On Tuesday, about 50 business, professional and community organisation representatives held a meeting with Rotorua Mayor Kevin Winters and councillors.
They said a proposed change to capital value rating put forward under the council's Long Term Plan for 2012-22 would have a grossly unfair impact on a substantial number of the largest businesses in the district, leading to real economic harm.
Councillors gave the green light to a change to capital value rating earlier this month, saying it was a much fairer way to allocate rates across the district.
The delegation asked the council to cap the maximum rates increase to 25 per cent for business, farming and residential ratepayers saying some employers in the city were up for rates increases as high as 169 per cent.
Rotorua Chamber of Commerce chief executive Roger Gordon said it was not just big business facing massive rates increases.
"Those at the meeting said all the information they had received from the council during the consultation period on the rating change had led them to believe their rates would rise by 10-11 per cent.
"They were prepared to accept such increases but had learned only last week, after setting their budgets and investment and employment plans for the next financial year, that many faced much bigger rises," Mr Gordon said.

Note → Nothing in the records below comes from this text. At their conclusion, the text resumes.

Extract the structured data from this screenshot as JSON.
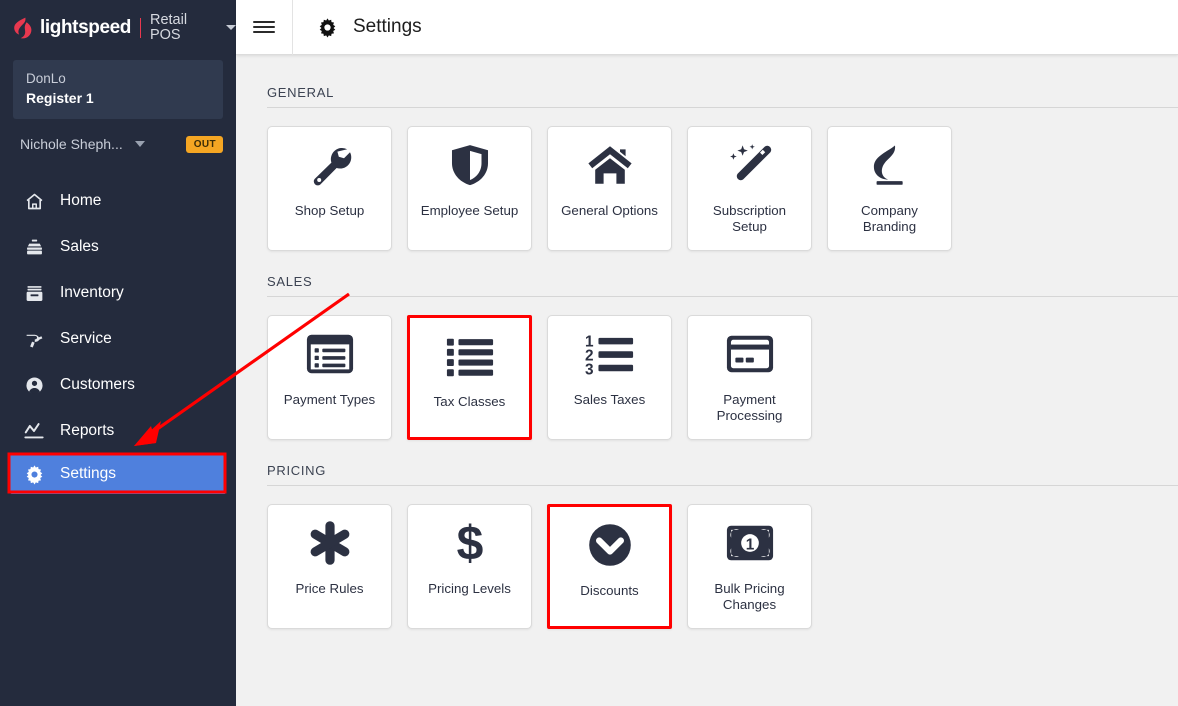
{
  "brand": {
    "logo_icon": "lightspeed-flame-icon",
    "word": "lightspeed",
    "product": "Retail POS",
    "caret_icon": "chevron-down-icon"
  },
  "sidebar": {
    "register": {
      "shop": "DonLo",
      "name": "Register 1"
    },
    "user": {
      "name": "Nichole Sheph...",
      "caret_icon": "chevron-down-icon",
      "status_badge": "OUT"
    },
    "items": [
      {
        "label": "Home",
        "icon": "home-icon",
        "active": false
      },
      {
        "label": "Sales",
        "icon": "cash-register-icon",
        "active": false
      },
      {
        "label": "Inventory",
        "icon": "inventory-box-icon",
        "active": false
      },
      {
        "label": "Service",
        "icon": "hammer-icon",
        "active": false
      },
      {
        "label": "Customers",
        "icon": "user-circle-icon",
        "active": false
      },
      {
        "label": "Reports",
        "icon": "chart-line-icon",
        "active": false
      },
      {
        "label": "Settings",
        "icon": "gear-icon",
        "active": true
      }
    ]
  },
  "topbar": {
    "menu_icon": "hamburger-icon",
    "page_icon": "gear-icon",
    "title": "Settings"
  },
  "sections": [
    {
      "title": "GENERAL",
      "cards": [
        {
          "label": "Shop Setup",
          "icon": "wrench-icon",
          "highlighted": false
        },
        {
          "label": "Employee Setup",
          "icon": "shield-icon",
          "highlighted": false
        },
        {
          "label": "General Options",
          "icon": "home-icon",
          "highlighted": false
        },
        {
          "label": "Subscription Setup",
          "icon": "magic-wand-icon",
          "highlighted": false
        },
        {
          "label": "Company Branding",
          "icon": "flame-icon",
          "highlighted": false
        }
      ]
    },
    {
      "title": "SALES",
      "cards": [
        {
          "label": "Payment Types",
          "icon": "list-card-icon",
          "highlighted": false
        },
        {
          "label": "Tax Classes",
          "icon": "bullet-list-icon",
          "highlighted": true
        },
        {
          "label": "Sales Taxes",
          "icon": "numbered-list-icon",
          "highlighted": false
        },
        {
          "label": "Payment Processing",
          "icon": "credit-card-icon",
          "highlighted": false
        }
      ]
    },
    {
      "title": "PRICING",
      "cards": [
        {
          "label": "Price Rules",
          "icon": "asterisk-icon",
          "highlighted": false
        },
        {
          "label": "Pricing Levels",
          "icon": "dollar-sign-icon",
          "highlighted": false
        },
        {
          "label": "Discounts",
          "icon": "chevron-circle-down-icon",
          "highlighted": true
        },
        {
          "label": "Bulk Pricing Changes",
          "icon": "money-bill-icon",
          "highlighted": false
        }
      ]
    }
  ],
  "annotations": {
    "arrow_color": "#ff0000",
    "highlight_color": "#ff0000",
    "active_nav_color": "#4f80dd"
  }
}
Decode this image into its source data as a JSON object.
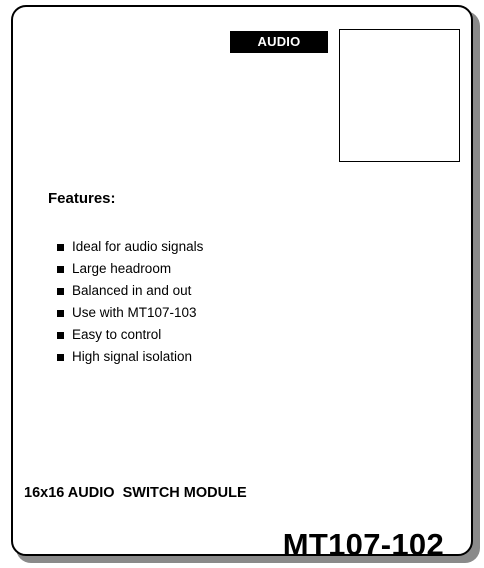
{
  "badge": {
    "label": "AUDIO"
  },
  "features": {
    "heading": "Features:",
    "items": [
      "Ideal for audio signals",
      "Large headroom",
      "Balanced in and out",
      "Use with MT107-103",
      "Easy to control",
      "High signal isolation"
    ]
  },
  "module": {
    "title": "16x16 AUDIO  SWITCH MODULE",
    "model": "MT107-102"
  },
  "colors": {
    "ink": "#000000",
    "paper": "#ffffff",
    "shadow": "#8a8a8a"
  }
}
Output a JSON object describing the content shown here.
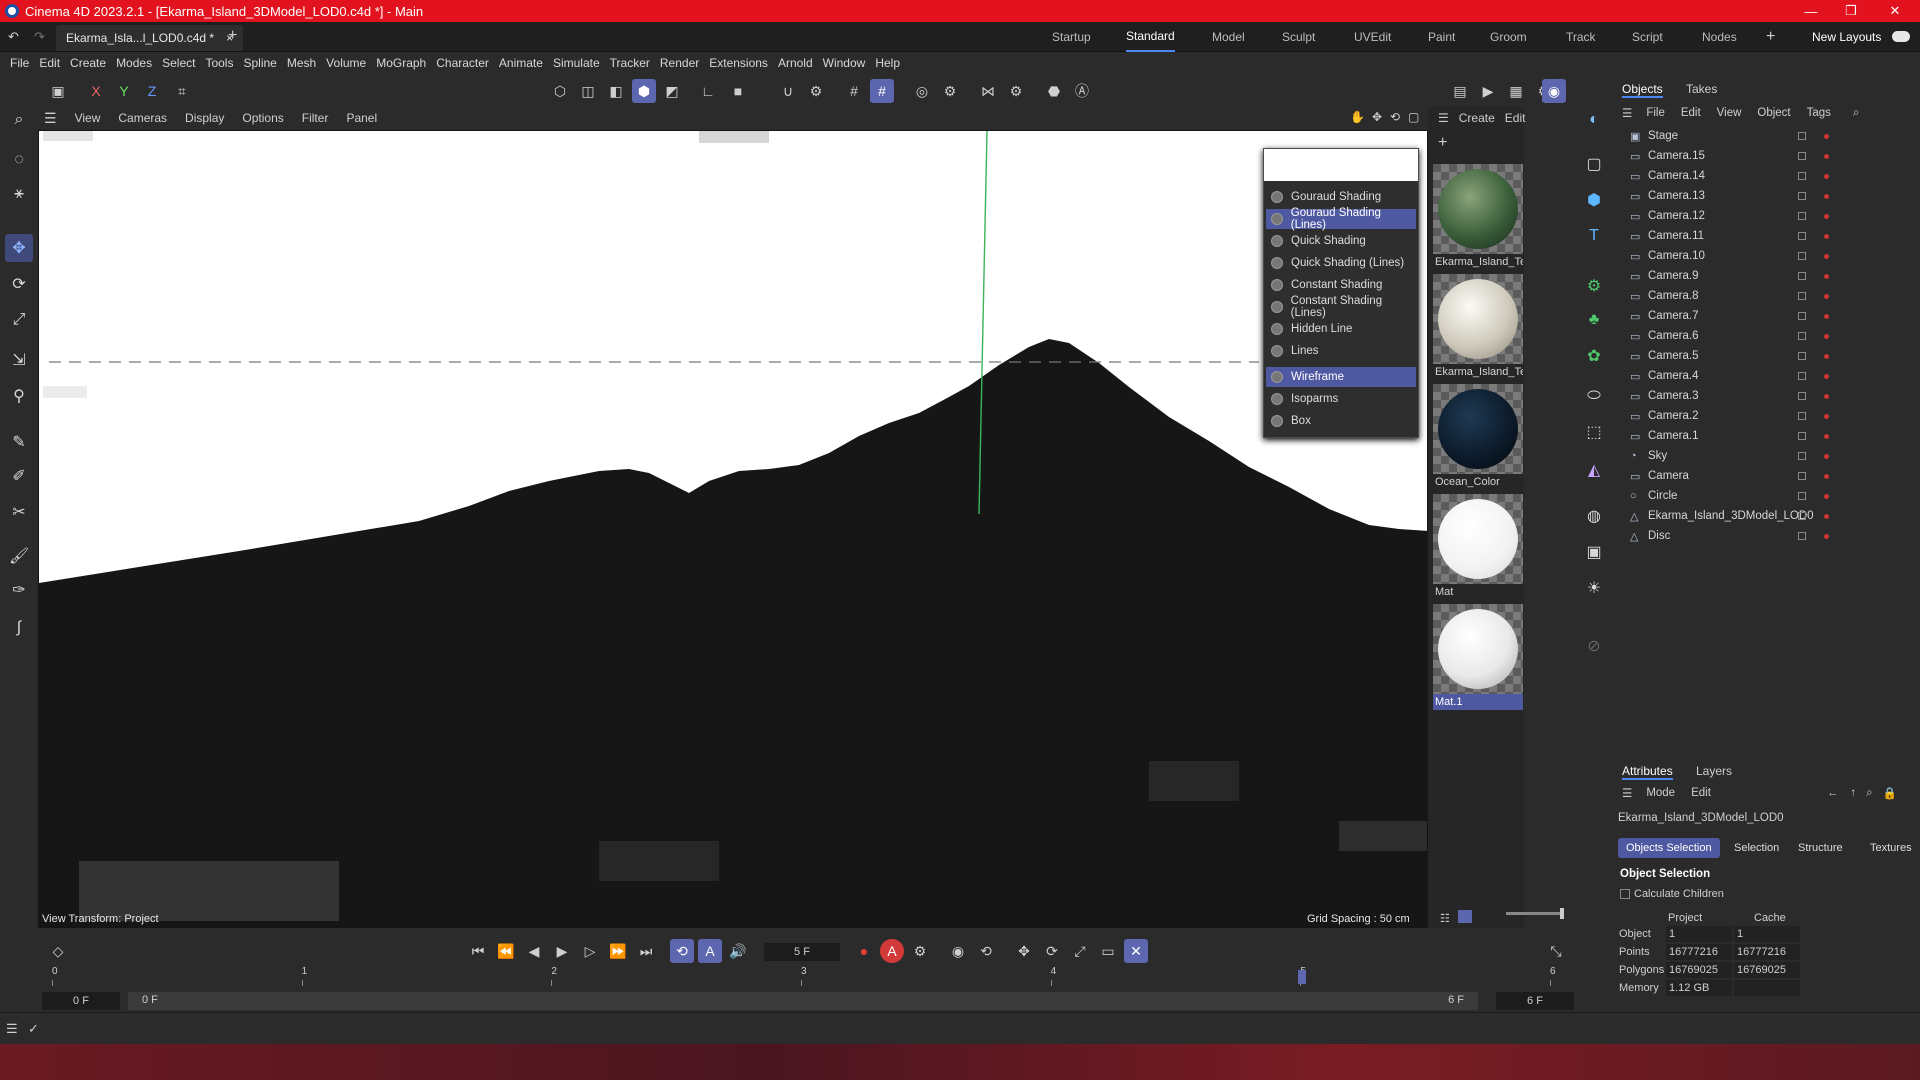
{
  "window": {
    "title": "Cinema 4D 2023.2.1 - [Ekarma_Island_3DModel_LOD0.c4d *] - Main",
    "min": "—",
    "max": "❐",
    "close": "✕"
  },
  "doc_tab": {
    "label": "Ekarma_Isla...l_LOD0.c4d *",
    "close": "×",
    "add": "+"
  },
  "layouts": [
    "Startup",
    "Standard",
    "Model",
    "Sculpt",
    "UVEdit",
    "Paint",
    "Groom",
    "Track",
    "Script",
    "Nodes"
  ],
  "active_layout": "Standard",
  "new_layouts": "New Layouts",
  "menu": [
    "File",
    "Edit",
    "Create",
    "Modes",
    "Select",
    "Tools",
    "Spline",
    "Mesh",
    "Volume",
    "MoGraph",
    "Character",
    "Animate",
    "Simulate",
    "Tracker",
    "Render",
    "Extensions",
    "Arnold",
    "Window",
    "Help"
  ],
  "toolbar": {
    "x": "X",
    "y": "Y",
    "z": "Z"
  },
  "viewport": {
    "menu": [
      "View",
      "Cameras",
      "Display",
      "Options",
      "Filter",
      "Panel"
    ],
    "view_transform": "View Transform: Project",
    "grid_spacing": "Grid Spacing : 50 cm"
  },
  "shading_menu": {
    "items": [
      "Gouraud Shading",
      "Gouraud Shading (Lines)",
      "Quick Shading",
      "Quick Shading (Lines)",
      "Constant Shading",
      "Constant Shading (Lines)",
      "Hidden Line",
      "Lines",
      "Wireframe",
      "Isoparms",
      "Box"
    ],
    "highlighted": [
      "Gouraud Shading (Lines)",
      "Wireframe"
    ]
  },
  "materials": {
    "menu": [
      "Create",
      "Edit"
    ],
    "items": [
      {
        "name": "Ekarma_Island_Te",
        "color": "#3b5f3a"
      },
      {
        "name": "Ekarma_Island_Te",
        "color": "#cfcabc"
      },
      {
        "name": "Ocean_Color",
        "color": "#0d1c2c"
      },
      {
        "name": "Mat",
        "color": "#f2f2f2"
      },
      {
        "name": "Mat.1",
        "color": "#e9e9e9"
      }
    ],
    "selected": "Mat.1"
  },
  "objects": {
    "tabs": [
      "Objects",
      "Takes"
    ],
    "menu": [
      "File",
      "Edit",
      "View",
      "Object",
      "Tags"
    ],
    "items": [
      "Stage",
      "Camera.15",
      "Camera.14",
      "Camera.13",
      "Camera.12",
      "Camera.11",
      "Camera.10",
      "Camera.9",
      "Camera.8",
      "Camera.7",
      "Camera.6",
      "Camera.5",
      "Camera.4",
      "Camera.3",
      "Camera.2",
      "Camera.1",
      "Sky",
      "Camera",
      "Circle",
      "Ekarma_Island_3DModel_LOD0",
      "Disc"
    ]
  },
  "attributes": {
    "tabs": [
      "Attributes",
      "Layers"
    ],
    "menu": [
      "Mode",
      "Edit"
    ],
    "object_name": "Ekarma_Island_3DModel_LOD0",
    "subtabs": [
      "Objects Selection",
      "Selection",
      "Structure",
      "Textures"
    ],
    "section": "Object Selection",
    "calc_children": "Calculate Children",
    "columns": [
      "Project",
      "Cache"
    ],
    "rows": [
      {
        "label": "Object",
        "project": "1",
        "cache": "1"
      },
      {
        "label": "Points",
        "project": "16777216",
        "cache": "16777216"
      },
      {
        "label": "Polygons",
        "project": "16769025",
        "cache": "16769025"
      },
      {
        "label": "Memory",
        "project": "1.12 GB",
        "cache": ""
      }
    ]
  },
  "timeline": {
    "frame": "5 F",
    "ticks": [
      "0",
      "1",
      "2",
      "3",
      "4",
      "5",
      "6"
    ],
    "start": "0 F",
    "start2": "0 F",
    "end": "6 F",
    "end2": "6 F",
    "current_frame": 5,
    "total_frames": 6
  }
}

He said two major Reporoa employers would see their rates more than double, and three of the largest community clubs in the city - The CT Club, the RSA and the Citizens Club - would see their rates go up by more than 50 per cent.
But chairman of the council's economic and regulatory services committee Mike McVicker said he did not believe councillors would change the rating model at such late notice.
Councillors are expected to sign off on the Long Term Plan at an extraordinary meeting of the council tomorrow.
"I do have some serious concerns about the increases. I for one did not appreciate the significance of those increases," Mr McVicker said.
"We've been inundated by messages from the business community saying this is really going to hurt ... I will be voting against the changes but I don't think we will get the numbers to overturn our earlier decision."
Councillor Charles Sturt, who has been an outspoken opponent of the change to capital value rating, said the whole process had been misleading and supported local business in their attack on the proposed model.
"I do not support capping the rates increase. As I've always said, we cannot have a pure capital value model without differentials, otherwise we should revert back to a hybrid land value and capital value model as agreed to by council in 2009."
Mr Winters could not be reached for comment before the article went to print.